Herthas Defensivspieler Gilberto ist für das brasilianische WM-Team nominiert – weil er besonders fit ist

Berlin - Nicht nur Deutschland erlebte bei der Nominierung des Kaders für die kommende Fußball-Weltmeisterschaft eine Überraschung. Auch Brasiliens Nationaltrainer Carlos Alberto Parreira sorgte mit der Nominierung von Herthas Gilberto für Verwunderung in seinem Land. „Das ist wirklich eine große Überraschung“, schrieb die brasilianische Zeitung „Jornal da Tarde“. So unvorhersehbar wie die Berufung des Dortmunders David Odonkor in die deutsche Mannschaft ist Gilbertos Nominierung jedoch nicht: Der 30-jährige Brasilianer hatte beim Confed-Cup vor einem Jahr in Berlin im Finale gegen Argentinien gespielt. Seitdem war er nicht mehr berufen worden.

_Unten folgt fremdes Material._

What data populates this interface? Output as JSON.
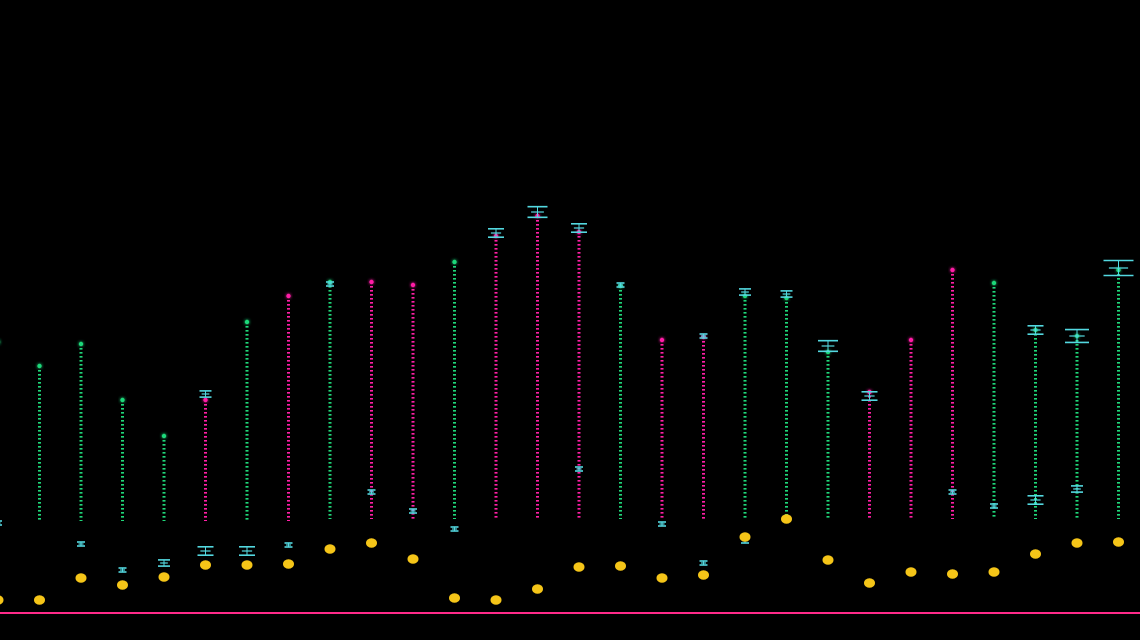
{
  "visualizer": {
    "colors": {
      "background": "#000000",
      "green": "#1fd87a",
      "magenta": "#ff1fa6",
      "pale": "#c9b3c8",
      "white": "#ffffff",
      "cyan": "#53d8e0",
      "yellow": "#f5c518",
      "baseline": "#ff2a8a"
    },
    "bars": [
      {
        "top": 342,
        "bottom": 520,
        "color": "green",
        "seg": null,
        "cap": null,
        "small": [
          {
            "y": 523,
            "s": 0
          }
        ],
        "dot": 600
      },
      {
        "top": 366,
        "bottom": 522,
        "color": "green",
        "seg": [
          380,
          384,
          "pale"
        ],
        "cap": null,
        "small": [],
        "dot": 600
      },
      {
        "top": 344,
        "bottom": 521,
        "color": "green",
        "seg": [
          382,
          392,
          "pale"
        ],
        "cap": null,
        "small": [
          {
            "y": 544,
            "s": 0
          }
        ],
        "dot": 578
      },
      {
        "top": 400,
        "bottom": 521,
        "color": "green",
        "seg": [
          410,
          422,
          "white"
        ],
        "cap": null,
        "small": [
          {
            "y": 570,
            "s": 0
          }
        ],
        "dot": 585
      },
      {
        "top": 436,
        "bottom": 521,
        "color": "green",
        "seg": [
          438,
          466,
          "white"
        ],
        "cap": null,
        "small": [
          {
            "y": 563,
            "s": 1
          }
        ],
        "dot": 577
      },
      {
        "top": 400,
        "bottom": 521,
        "color": "magenta",
        "seg": [
          436,
          444,
          "white"
        ],
        "cap": {
          "y": 394,
          "s": 1
        },
        "small": [
          {
            "y": 551,
            "s": 2
          }
        ],
        "dot": 565
      },
      {
        "top": 322,
        "bottom": 521,
        "color": "green",
        "seg": [
          480,
          500,
          "pale"
        ],
        "cap": null,
        "small": [
          {
            "y": 551,
            "s": 2
          }
        ],
        "dot": 565
      },
      {
        "top": 296,
        "bottom": 521,
        "color": "magenta",
        "seg": [
          470,
          500,
          "magenta"
        ],
        "cap": null,
        "small": [
          {
            "y": 545,
            "s": 0
          }
        ],
        "dot": 564
      },
      {
        "top": 282,
        "bottom": 519,
        "color": "green",
        "seg": [
          390,
          420,
          "magenta"
        ],
        "cap": {
          "y": 284,
          "s": 0
        },
        "small": [],
        "dot": 549
      },
      {
        "top": 282,
        "bottom": 519,
        "color": "magenta",
        "seg": [
          380,
          440,
          "magenta"
        ],
        "cap": null,
        "small": [
          {
            "y": 492,
            "s": 0
          }
        ],
        "dot": 543
      },
      {
        "top": 285,
        "bottom": 519,
        "color": "magenta",
        "seg": [
          380,
          460,
          "magenta"
        ],
        "cap": null,
        "small": [
          {
            "y": 511,
            "s": 0
          }
        ],
        "dot": 559
      },
      {
        "top": 262,
        "bottom": 519,
        "color": "green",
        "seg": [
          340,
          420,
          "magenta"
        ],
        "cap": null,
        "small": [
          {
            "y": 529,
            "s": 0
          }
        ],
        "dot": 598
      },
      {
        "top": 236,
        "bottom": 519,
        "color": "magenta",
        "seg": [
          455,
          495,
          "magenta"
        ],
        "cap": {
          "y": 233,
          "s": 2
        },
        "small": [],
        "dot": 600
      },
      {
        "top": 216,
        "bottom": 519,
        "color": "magenta",
        "seg": [
          440,
          480,
          "magenta"
        ],
        "cap": {
          "y": 212,
          "s": 3
        },
        "small": [],
        "dot": 589
      },
      {
        "top": 232,
        "bottom": 518,
        "color": "magenta",
        "seg": [
          420,
          440,
          "magenta"
        ],
        "cap": {
          "y": 228,
          "s": 2
        },
        "small": [
          {
            "y": 469,
            "s": 0
          }
        ],
        "dot": 567
      },
      {
        "top": 286,
        "bottom": 519,
        "color": "green",
        "seg": [
          320,
          420,
          "magenta"
        ],
        "cap": {
          "y": 285,
          "s": 0
        },
        "small": [],
        "dot": 566
      },
      {
        "top": 340,
        "bottom": 519,
        "color": "magenta",
        "seg": [
          336,
          344,
          "white"
        ],
        "cap": null,
        "small": [
          {
            "y": 524,
            "s": 0
          }
        ],
        "dot": 578
      },
      {
        "top": 337,
        "bottom": 519,
        "color": "magenta",
        "seg": [
          335,
          345,
          "white"
        ],
        "cap": {
          "y": 336,
          "s": 0
        },
        "small": [
          {
            "y": 563,
            "s": 0
          }
        ],
        "dot": 575
      },
      {
        "top": 296,
        "bottom": 519,
        "color": "green",
        "seg": [
          330,
          440,
          "magenta"
        ],
        "cap": {
          "y": 292,
          "s": 1
        },
        "small": [
          {
            "y": 541,
            "s": 0
          }
        ],
        "dot": 537
      },
      {
        "top": 298,
        "bottom": 516,
        "color": "green",
        "seg": [
          410,
          450,
          "magenta"
        ],
        "cap": {
          "y": 294,
          "s": 1
        },
        "small": [],
        "dot": 519
      },
      {
        "top": 352,
        "bottom": 519,
        "color": "green",
        "seg": [
          405,
          430,
          "magenta"
        ],
        "cap": {
          "y": 346,
          "s": 3
        },
        "small": [],
        "dot": 560
      },
      {
        "top": 392,
        "bottom": 519,
        "color": "magenta",
        "seg": [
          384,
          398,
          "white"
        ],
        "cap": {
          "y": 396,
          "s": 2
        },
        "small": [],
        "dot": 583
      },
      {
        "top": 340,
        "bottom": 519,
        "color": "magenta",
        "seg": [
          342,
          370,
          "white"
        ],
        "cap": null,
        "small": [],
        "dot": 572
      },
      {
        "top": 270,
        "bottom": 519,
        "color": "magenta",
        "seg": [
          270,
          276,
          "cyan"
        ],
        "cap": null,
        "small": [
          {
            "y": 492,
            "s": 0
          }
        ],
        "dot": 574
      },
      {
        "top": 283,
        "bottom": 519,
        "color": "green",
        "seg": [
          284,
          300,
          "pale"
        ],
        "cap": null,
        "small": [
          {
            "y": 506,
            "s": 0
          }
        ],
        "dot": 572
      },
      {
        "top": 330,
        "bottom": 519,
        "color": "green",
        "seg": [
          420,
          480,
          "pale"
        ],
        "cap": {
          "y": 330,
          "s": 2
        },
        "small": [
          {
            "y": 500,
            "s": 2
          }
        ],
        "dot": 554
      },
      {
        "top": 336,
        "bottom": 519,
        "color": "green",
        "seg": [
          430,
          490,
          "pale"
        ],
        "cap": {
          "y": 336,
          "s": 4
        },
        "small": [
          {
            "y": 489,
            "s": 1
          }
        ],
        "dot": 543
      },
      {
        "top": 270,
        "bottom": 519,
        "color": "green",
        "seg": [
          476,
          484,
          "white"
        ],
        "cap": {
          "y": 268,
          "s": 5
        },
        "small": [],
        "dot": 542
      }
    ]
  }
}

Das wichtigste Kriterium für die Nominierung seiner Spieler sei deren körperliche Verfassung, sagte Parreira am Montag in Rio de Janeiro, als er seinen Kader bekannt gab. „Bis zum Beginn der Weltmeisterschaft müssen alle Spieler in Topform sein, denn das wird im Verlauf des Turniers ein entscheidender Faktor sein“, sagte Parreira. Gilberto selbst sprach von einem „Tor in letzter Minute. Ich bin überglücklich und begeistert.“

Der 30-Jährige glaubt, dass er seinen Konkurrenten auf der linken Seite, Gustavo Nery (Corinthians São Paulo) und Junior (FC São Paulo) vorgezogen wurde, weil er vielseitig einsetzbar ist. „Ich kann im Mittelfeld und in der Abwehr spielen, bin sehr flexibel. Das ist mein großes Plus“, sagt er. Außerdem sei seine Bescheidenheit etwas, das dem Nationaltrainer gefalle: „Meine Persönlichkeit hat mich in die Selecão gebracht. Ich denke immer positiv, bin aber ein Realist.“ Gustavo Nery hatte am Mittwoch der vergangenen Woche bereits vorschnell verkündet, dass er nominiert sei.

In der abgelaufenen Bundesligasaison hat Gilberto nicht wirklich überzeugen können. Zunächst war er verletzt, dann wegen privater Probleme monatelang von der Rolle. Erst zum Ende der Saison schöpfte er sein vor zwei Jahren in der Bundesliga gezeigtes Potenzial phasenweise aus. Seinen bis 2008 laufenden Vertrag in Berlin will Gilberto erfüllen: „Ich fühle mich ganz gut in Berlin und denke nicht an einen Wechsel nach Italien oder Spanien. Das käme zu früh für mich.“

Zu Beginn der Weltmeisterschaft in Deutschland wird Gilberto wohl noch nicht in der Startformation stehen. Im Verlauf des Turniers könnte sich das allerdings ändern. „Wenn es nötig wird, Einwechslungen vorzunehmen, dann wird das sicherlich passieren. Wichtig ist, dass alle zu jedem Zeitpunkt fit sind“, sagt Parreira. Und da Außenverteidiger Roberto Carlos 33 Jahre alt ist und nicht mehr über die beste Kondition verfügt, dürften sich Chancen für Gilberto ergeben.

Über Einsatzzeiten macht sich Gilberto noch keine Gedanken. „Ich spiele für Brasilien in meiner Heimat Berlin, was will ich denn mehr?“, sagt er. Für ihn ist jedes Länderspiel eine große Ehre, unabhängig davon, ob er eingesetzt wird. Sein Trikot tauscht er deshalb nie: „Für mich hat es einen unvorstellbaren Wert, es ist eine besondere Prämie.“

Vor der Weltmeisterschaft wird Gilberto allerdings noch einmal hart arbeiten müssen. Ab dem 22. Juni trainieren die Brasilianer in der Schweizer Stadt Weggis. Dort steht laut Parreira das Konditionstraining im Vordergrund.

Der Autor ist Journalist bei der Tageszeitung „O Estado de Sao Paulo“.